Dorong KPK Gelar Pendalaman Soal Bengkaknya Anggaran Sirkuit Formula E, Pengamat IPI : Jangan Sampai Dana Jadi Bancaan

JAKARTA –  Pengamat Politik Indonesian Public Institute (IPI) Karyono Wibowo menilai membengkaknya anggaran pembangunan sirkuit Formula E dari angka Rp 50 miliar menjadi Rp 60 miliar perlu didalami meskipun kenaikannya belum melebihi anggaran rencana awal.

“Pendalaman masalah tersebut diperlukan agar tidak terjadi penyimpangan. Jangan sampai anggaran Formula E dijadikan bancaan,” tegas Karyono Wibowo, hari ini.

Maka dari itu, lanjut Karyono, masalah pembekakan anggaran ini bisa menjadi pintu masuk bagi Komisi Pemberantasan Korupsi (KPK) untuk semakin serius mengusut dugaan korupsi anggaran Formula E.

Pasalnya, sejak awal ajang Formula E memang bermasalah. Ajang balap mobil listrik Formula E yang direncanakan digelar di DKI Jakarta masih memunculkan kontroversi hingga saat ini.  Acara yang rencananya digelar Juni tahun 2020 itu diundur hingga tahun 2022 akibat pandemi Covid-19 yang melanda Ibu Kota.

Selain itu, penyelenggaraan Formula E juga kerap dikritik sejumlah pihak lantaran dianggap menghamburkan Anggaran Pendapatan Belanja Daerah (APBD) Pemerintah Provinsi DKI Jakarta.

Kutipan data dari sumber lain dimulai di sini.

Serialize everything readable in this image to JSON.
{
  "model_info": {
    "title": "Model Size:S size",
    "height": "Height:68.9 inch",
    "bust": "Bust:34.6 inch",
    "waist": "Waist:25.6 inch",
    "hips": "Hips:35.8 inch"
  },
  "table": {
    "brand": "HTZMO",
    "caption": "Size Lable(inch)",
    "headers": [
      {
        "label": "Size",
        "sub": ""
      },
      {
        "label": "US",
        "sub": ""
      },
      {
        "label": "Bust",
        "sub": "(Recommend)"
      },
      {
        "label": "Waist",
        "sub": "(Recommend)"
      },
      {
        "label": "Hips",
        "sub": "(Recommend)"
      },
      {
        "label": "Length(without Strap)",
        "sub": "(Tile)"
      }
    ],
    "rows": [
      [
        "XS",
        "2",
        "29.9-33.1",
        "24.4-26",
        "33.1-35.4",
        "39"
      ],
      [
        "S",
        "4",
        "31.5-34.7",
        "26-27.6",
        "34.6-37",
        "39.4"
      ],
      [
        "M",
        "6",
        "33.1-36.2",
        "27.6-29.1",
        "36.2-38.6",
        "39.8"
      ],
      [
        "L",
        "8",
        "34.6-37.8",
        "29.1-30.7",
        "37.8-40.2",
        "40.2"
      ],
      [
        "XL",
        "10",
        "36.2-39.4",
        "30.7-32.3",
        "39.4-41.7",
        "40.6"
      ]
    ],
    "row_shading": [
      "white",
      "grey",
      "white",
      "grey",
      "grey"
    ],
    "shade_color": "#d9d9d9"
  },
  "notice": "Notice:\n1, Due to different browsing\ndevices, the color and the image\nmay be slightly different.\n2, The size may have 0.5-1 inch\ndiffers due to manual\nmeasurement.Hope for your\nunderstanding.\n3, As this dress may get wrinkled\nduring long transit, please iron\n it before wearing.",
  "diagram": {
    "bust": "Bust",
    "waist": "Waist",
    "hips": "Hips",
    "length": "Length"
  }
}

“Sejumlah persoalan muncul, dari masalah anggaran hingga persoalan lokasi yang menjadi perdebatan,” sambung Karyono lagi.

Dua tahun lalu, tambah Karyono, Badan Pemeriksa Keuangan (BPK) Perwakilan DKI Jakarta memberikan catatan terhadap penyelenggaraan balap mobil Formula E dalam laporan hasil pemeriksaan atas laporan keuangan Pemerintah DKI Jakarta tahun 2019 yang ditandatangani Kepala Perwakilan BPK Perwakilan DKI Jakarta Pemut Aryo Wibowo pada 19 Juni 2020. Dalam laporan ditemukan beberapa masalah dalam penyelenggaraan balap mobil listrik itu.

Temuan BPK menununjukkan bahwa penyelenggaraan balap mobil kursi tunggal itu belum ada kejelasan pembagian tanggung jawab yang lengkap antara PT Jakarta Propertindo (JAKPRO) dan Pemerintah DKI. Selain itu, belum ada skema yang jelas dan konkrit terkait pendanaan mandiri.

Pembayaran fee tahap pertama musim penyelenggaraan tahun 2019/2020 kepada pihak Formula E Organizer senilai 11 juta poundsterling sempat menimbulkan masalah saat Pemerintah DKI menunda pelaksanaan karena kondisi Pandemi Covid-19 tidak dapat ditarik kembali.

“Belum lagi persoalan dana Bank garansi senilai 22 juta ponsterling yang tidak bisa ditarik pada saat terjadi kondisi force majeure akibat pandemi,” ujarnya.

“Dari pelbagai persoalan dan kejanggalan yang terjadi agar semakin mendorong KPK serius mengusut tuntas dugaan korupsi ajang Formula E,” pungkasnya.